É falsa, porém, essa oposição entre invenção e realidade. Ninguém pode escrever sobre algo que desconhece. Por mais fantasiosas que sejam suas aventuras, Verne se apoia nas questões de seu tempo, em pessoas que conhecia e fatos que vivenciou, faz comentários sociais pertinentes à sua época e simulações de sua própria sociedade para criticar seus costumes e idiossincrasias. 
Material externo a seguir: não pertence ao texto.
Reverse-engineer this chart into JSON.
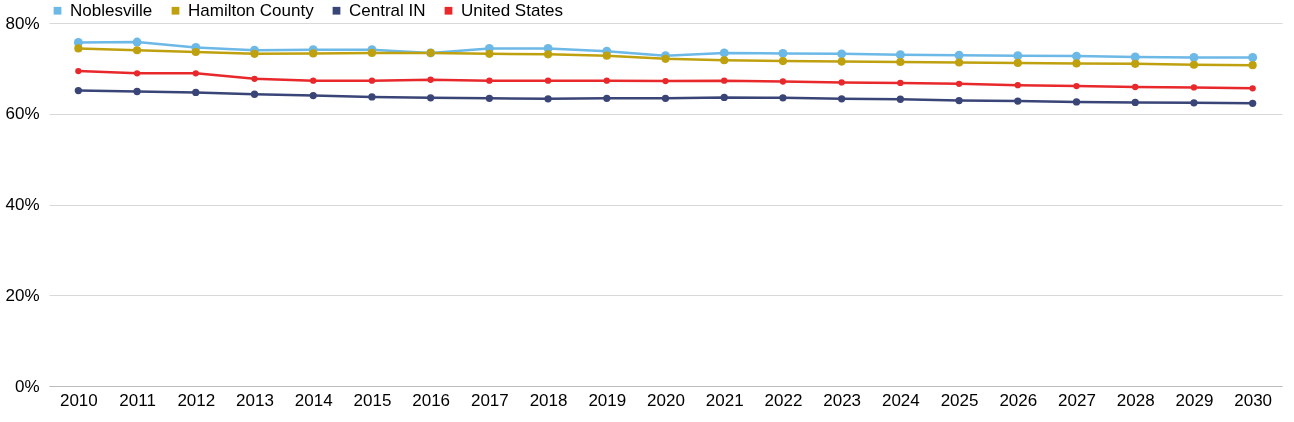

As últimas ilhas intocadas foram descobertas por volta de 1820. Verne nasceu na primeira geração que já não podia mais explorar a Terra, porém ainda não tinha como conquistar o espaço. Isso explica por que decidiu desbravar o mundo pela palavra. Não é de se espantar que tenha morrido em 1905, ano em que Einstein abalroou a física newtoniana, derrubou postulados e fincou o acaso no cerne da ciência. Jules Verne, expoente máximo de um cientificismo ainda ingênuo, proveniente da Belle Époque, que festejava as revoluções tecnológicas (essas, por sua vez, logo produziriam as máquinas da morte da 1.ª Guerra Mundial), saía de cena para dar lugar a um novo século de incertezas no próprio método científico. Fica, pois, seu legado como um dos pais da literatura especulativa.